Les images diffusées par les télévisions japonaises montrent des files d’attente devant les points de distribution d’eau et les stations-service. Les familles cherchent à remplir des bidons, recharger des téléphones ou obtenir de l’essence pour rejoindre des proches, des abris ou des zones moins touchées. Dans les quartiers les plus affectés, les ascenseurs, réfrigérateurs, pompes à eau et systèmes de climatisation sont hors service.
Les autorités locales concentrent leurs efforts sur la restauration progressive du réseau électrique, la sécurisation des canalisations et l’acheminement d’eau potable. Mais les dégâts sur les routes et la possibilité de répliques ralentissent les interventions techniques. Pour les personnes âgées, les familles avec enfants et les malades, chaque heure sans ressources de base aggrave la vulnérabilité. L’urgence n’est plus seulement de réparer : elle est aussi d’organiser une logistique de survie.
Canicule à Kumamoto : la chaleur ajoute une crise à la catastrophe
À Kumamoto, la chaleur transforme l’après-séisme en épreuve supplémentaire. Les températures pourraient atteindre 38 °C dans la région ce week-end, alors que de nombreux foyers restent sans électricité, donc sans climatisation. Dans les centres d’évacuation, des centaines de personnes, dont de nombreux seniors, dorment sur de fins matelas posés au sol.
La combinaison entre canicule, coupures d’eau et fatigue post-traumatique inquiète les autorités sanitaires. Les risques de déshydratation, de coups de chaleur et d’aggravation de pathologies chroniques augmentent rapidement, surtout chez les personnes âgées ou isolées. Hiroyuki Matsushima, employé de supermarché et père de quatre enfants, résume l’inquiétude locale : avec cette chaleur, se retrouver sans électricité ni climatisation devient extrêmement difficile.

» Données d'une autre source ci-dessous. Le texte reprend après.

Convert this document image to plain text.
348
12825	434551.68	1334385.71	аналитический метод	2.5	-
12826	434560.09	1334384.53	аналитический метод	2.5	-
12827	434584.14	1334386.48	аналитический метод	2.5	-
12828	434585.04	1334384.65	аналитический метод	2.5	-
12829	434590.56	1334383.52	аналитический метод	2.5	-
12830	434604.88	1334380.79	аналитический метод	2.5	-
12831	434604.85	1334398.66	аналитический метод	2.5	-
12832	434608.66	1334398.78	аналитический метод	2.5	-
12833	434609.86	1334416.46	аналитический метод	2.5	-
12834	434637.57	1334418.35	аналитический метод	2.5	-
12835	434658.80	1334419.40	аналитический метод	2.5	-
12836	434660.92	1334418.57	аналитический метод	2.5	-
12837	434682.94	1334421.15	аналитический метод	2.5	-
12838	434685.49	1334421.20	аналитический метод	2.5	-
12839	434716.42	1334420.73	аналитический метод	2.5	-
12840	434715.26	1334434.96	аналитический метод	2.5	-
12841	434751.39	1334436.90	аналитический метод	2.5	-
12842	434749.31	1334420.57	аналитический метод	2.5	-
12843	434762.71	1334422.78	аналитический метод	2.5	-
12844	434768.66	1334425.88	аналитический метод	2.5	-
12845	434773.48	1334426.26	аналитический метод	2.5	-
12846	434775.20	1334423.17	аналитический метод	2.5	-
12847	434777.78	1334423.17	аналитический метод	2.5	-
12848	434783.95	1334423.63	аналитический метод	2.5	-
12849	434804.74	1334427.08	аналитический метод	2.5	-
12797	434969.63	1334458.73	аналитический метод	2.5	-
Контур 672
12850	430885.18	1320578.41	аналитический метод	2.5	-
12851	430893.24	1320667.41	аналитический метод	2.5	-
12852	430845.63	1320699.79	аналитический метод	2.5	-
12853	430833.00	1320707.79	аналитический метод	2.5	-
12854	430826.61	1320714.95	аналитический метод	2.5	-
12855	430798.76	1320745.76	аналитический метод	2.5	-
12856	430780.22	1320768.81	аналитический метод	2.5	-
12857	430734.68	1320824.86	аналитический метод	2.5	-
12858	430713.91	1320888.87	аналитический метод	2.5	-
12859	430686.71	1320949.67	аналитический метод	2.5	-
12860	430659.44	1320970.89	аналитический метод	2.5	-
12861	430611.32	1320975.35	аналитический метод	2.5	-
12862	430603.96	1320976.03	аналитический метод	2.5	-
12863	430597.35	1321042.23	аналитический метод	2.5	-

Face à cette situation, les autorités ont envoyé des centaines d’unités de climatisation vers les centres d’évacuation accueillant les habitants privés de courant. Des distributions d’eau, de ventilateurs, de glace et de produits de première nécessité sont également organisées. Mais dans les zones les plus touchées, l’accès reste compliqué. Après la violence du sol, c’est désormais l’air brûlant qui menace les survivants.

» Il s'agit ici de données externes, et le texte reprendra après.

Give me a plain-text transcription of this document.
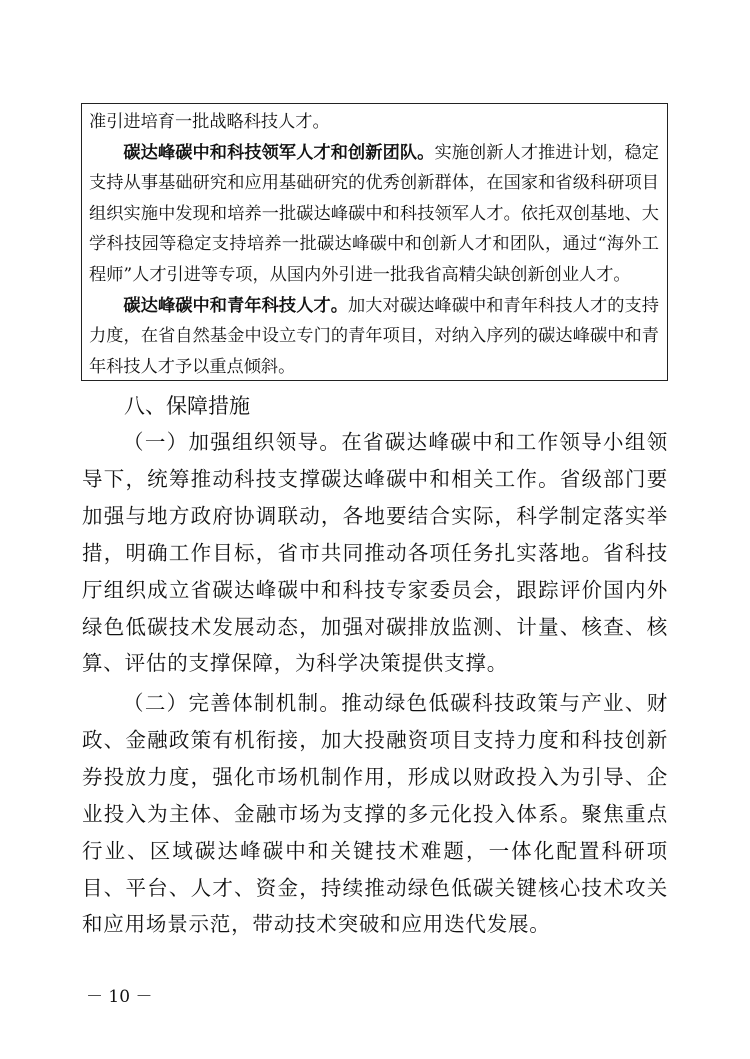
准引进培育一批战略科技人才。

碳达峰碳中和科技领军人才和创新团队。实施创新人才推进计划，稳定支持从事基础研究和应用基础研究的优秀创新群体，在国家和省级科研项目组织实施中发现和培养一批碳达峰碳中和科技领军人才。依托双创基地、大学科技园等稳定支持培养一批碳达峰碳中和创新人才和团队，通过“海外工程师”人才引进等专项，从国内外引进一批我省高精尖缺创新创业人才。

碳达峰碳中和青年科技人才。加大对碳达峰碳中和青年科技人才的支持力度，在省自然基金中设立专门的青年项目，对纳入序列的碳达峰碳中和青年科技人才予以重点倾斜。

八、保障措施

（一）加强组织领导。在省碳达峰碳中和工作领导小组领导下，统筹推动科技支撑碳达峰碳中和相关工作。省级部门要加强与地方政府协调联动，各地要结合实际，科学制定落实举措，明确工作目标，省市共同推动各项任务扎实落地。省科技厅组织成立省碳达峰碳中和科技专家委员会，跟踪评价国内外绿色低碳技术发展动态，加强对碳排放监测、计量、核查、核算、评估的支撑保障，为科学决策提供支撑。

（二）完善体制机制。推动绿色低碳科技政策与产业、财政、金融政策有机衔接，加大投融资项目支持力度和科技创新券投放力度，强化市场机制作用，形成以财政投入为引导、企业投入为主体、金融市场为支撑的多元化投入体系。聚焦重点行业、区域碳达峰碳中和关键技术难题，一体化配置科研项目、平台、人才、资金，持续推动绿色低碳关键核心技术攻关和应用场景示范，带动技术突破和应用迭代发展。

－ 10 －
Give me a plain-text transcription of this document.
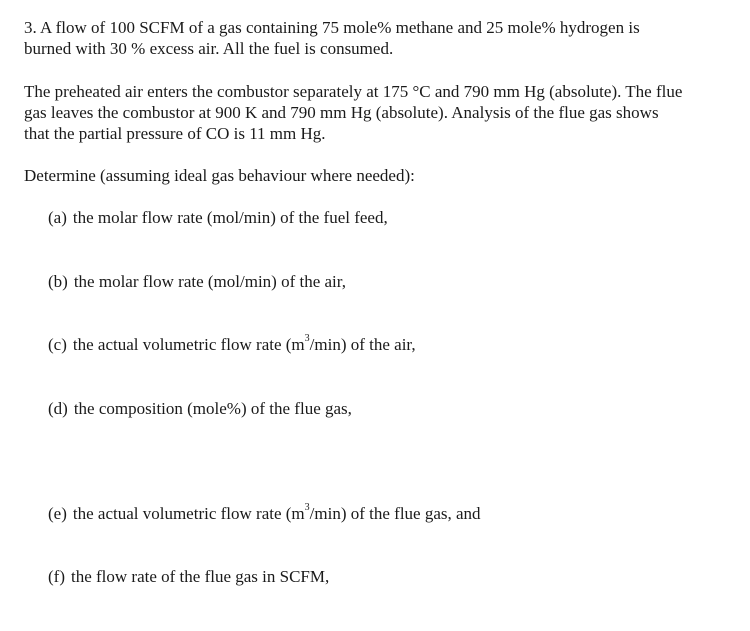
3. A flow of 100 SCFM of a gas containing 75 mole% methane and 25 mole% hydrogen is
burned with 30 % excess air. All the fuel is consumed.
The preheated air enters the combustor separately at 175 °C and 790 mm Hg (absolute). The flue
gas leaves the combustor at 900 K and 790 mm Hg (absolute). Analysis of the flue gas shows
that the partial pressure of CO is 11 mm Hg.
Determine (assuming ideal gas behaviour where needed):
(a) the molar flow rate (mol/min) of the fuel feed,
(b) the molar flow rate (mol/min) of the air,
(c) the actual volumetric flow rate $(m^3/\min)$ of the air,
(d) the composition (mole%) of the flue gas,
(e) the actual volumetric flow rate $(m^3/\min)$ of the flue gas, and
(f) the flow rate of the flue gas in SCFM,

Sur la ceinture de feu, le Japon face à une menace sismique permanente
Le Japon demeure l’un des pays les plus exposés aux tremblements de terre au monde. Situé à la jonction de quatre grandes plaques tectoniques, le long de la bordure occidentale de la ceinture de feu du Pacifique, l’archipel enregistre chaque année plusieurs centaines de secousses. Il concentre à lui seul une part importante de l’activité sismique mondiale.
L’intensité des dégâts dépend de nombreux facteurs : profondeur du foyer, proximité des zones habitées, qualité des sols, résistance des bâtiments et rapidité des alertes. Dans le cas du séisme de Kyushu, l’Agence météorologique japonaise a estimé la magnitude à 7,1, tandis que l’Institut d’études géologiques des États-Unis l’a évaluée à 6,8. Même avec des normes de construction strictes, une telle secousse peut provoquer des effondrements, incendies et ruptures d’infrastructures.
Le département de Kumamoto avait déjà été frappé en 2016 par deux séismes dévastateurs, responsables de 273 morts et de plus de 2.800 blessés. Le Japon reste aussi marqué par le séisme sous-marin de magnitude 9 de 2011, qui avait déclenché un tsunami meurtrier et la catastrophe nucléaire de Fukushima. Cette mémoire nationale nourrit une culture de prévention, sans jamais éliminer totalement le risque.